As I rounded the final curve of the Wal-Mart parking lot, I resolved to start a new habit. Whenever I’m out walking and become conscious of a crack in the sidewalk, I’m going to take a few moments to pray for my mom!


Standing Alone in the Fear of God

I’d just finished reading a book by Kathy Howard, Before His Throne: Discovering the Wonder of Intimacy with a Holy God, and I was all excited about learning to live in the fear of God rather than the fear of man. I knew I didn’t want to live like the world, which has no fear of God (Romans 3:18). But I didn’t expect to fall so quickly.

I was tempted to do something wrong, and instead of standing up for what I knew was right, I “went along” with my friend because I didn’t want to make my friend feel like I was being judgmental. My friend didn’t seem to have any qualms about the temptation, but God clearly was telling me to “flee,” and I didn’t. Worse yet, I actually thought, “I can ask God’s forgiveness later.” That was pride and presumption—a foolish, sinful choice (Proverbs 3:7; 8:13; 19:13).

I couldn’t sleep that night, so wracked with conviction. When I told God that I wanted to respect and honor His holiness by pursuing holiness, I underestimated the struggle. I’m thankful for God’s incredible mercy and grace, always extended—even covering my presumptuous sin. But more than ever, I knew that I wanted to dig deeper into the Word and strengthen my walk with God (Proverbs 24:10).

Standing for holiness risks the reactions of others, but if we fail to resist the pressure of temptation among our friends and family members, how can we hope to stand if true persecution comes? God give us the courage to stand, fearing Him and none else.


Back to School

I always hated it when my boys returned to school. I home schooled for much of their education, but when I think about the year they finally went to “regular” school, I remember my pain as they charged up the steps to their first classes, rolling their eyes as I tried to take a photo “to make a memory.” God’s timing for that stage of their lives was perfect, though difficult.

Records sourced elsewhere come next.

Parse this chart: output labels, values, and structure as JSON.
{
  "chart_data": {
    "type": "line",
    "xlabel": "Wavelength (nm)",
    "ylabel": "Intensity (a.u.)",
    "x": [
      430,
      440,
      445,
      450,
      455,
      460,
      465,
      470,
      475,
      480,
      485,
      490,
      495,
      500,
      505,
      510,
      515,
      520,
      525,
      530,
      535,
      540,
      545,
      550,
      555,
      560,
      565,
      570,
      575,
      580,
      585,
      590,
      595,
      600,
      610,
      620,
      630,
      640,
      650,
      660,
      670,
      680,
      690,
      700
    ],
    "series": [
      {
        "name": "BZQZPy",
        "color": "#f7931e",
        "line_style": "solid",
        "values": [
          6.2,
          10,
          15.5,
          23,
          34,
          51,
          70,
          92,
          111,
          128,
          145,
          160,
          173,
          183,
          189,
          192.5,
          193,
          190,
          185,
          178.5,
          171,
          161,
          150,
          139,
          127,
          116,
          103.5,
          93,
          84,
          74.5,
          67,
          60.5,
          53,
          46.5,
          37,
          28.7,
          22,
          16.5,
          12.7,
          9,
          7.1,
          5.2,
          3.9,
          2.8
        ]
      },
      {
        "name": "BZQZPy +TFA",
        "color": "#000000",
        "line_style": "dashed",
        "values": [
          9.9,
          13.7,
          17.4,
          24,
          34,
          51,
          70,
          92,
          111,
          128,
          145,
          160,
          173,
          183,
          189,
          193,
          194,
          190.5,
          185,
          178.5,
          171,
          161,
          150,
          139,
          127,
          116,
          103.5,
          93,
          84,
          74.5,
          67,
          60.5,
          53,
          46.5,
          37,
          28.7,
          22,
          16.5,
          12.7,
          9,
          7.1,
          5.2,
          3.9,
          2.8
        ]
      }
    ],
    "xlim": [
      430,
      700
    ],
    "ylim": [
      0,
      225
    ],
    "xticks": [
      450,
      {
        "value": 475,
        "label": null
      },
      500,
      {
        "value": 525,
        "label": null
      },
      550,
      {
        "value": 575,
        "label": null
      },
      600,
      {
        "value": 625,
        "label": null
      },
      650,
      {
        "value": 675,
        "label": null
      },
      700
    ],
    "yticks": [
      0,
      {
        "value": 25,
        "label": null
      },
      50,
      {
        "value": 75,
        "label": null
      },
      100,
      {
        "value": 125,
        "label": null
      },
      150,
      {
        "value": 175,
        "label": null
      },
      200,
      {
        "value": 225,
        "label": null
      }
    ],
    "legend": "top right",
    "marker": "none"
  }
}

Later, I returned to finish my college education (when I was 49). God’s timing was perfect for that, too. But I’ve discovered that I’m a “lifelong student.” Maybe a better way to say that is—God is my lifelong teacher! Just when I think that I’ve learned an important lesson, He opens a new chapter and says, “Let Me show you something.”

I remember a childhood song: “Teach me your ways, Oh Lord, my God, / That I may walk in Your truth. / Give me a totally, undivided heart /That I may fear Your name.” One of my favorite scriptures is Psalm 25:4-5: “Show me your ways, O LORD, teach me your paths; guide me in your truth and teach me, for you are God my Savior, and my hope is in you all day long.”

David wanted to know “the instruction from God’s mouth” that is precious treasure (Psalm 119:72). God’s teaching is the most valuable education we’ll ever receive. Studying in His school is an adventure. I want to be like Mary who made the good choice to sit at Jesus’ feet, listening to His wisdom (Luke 10:42). How wonderful to be taught by the Lord!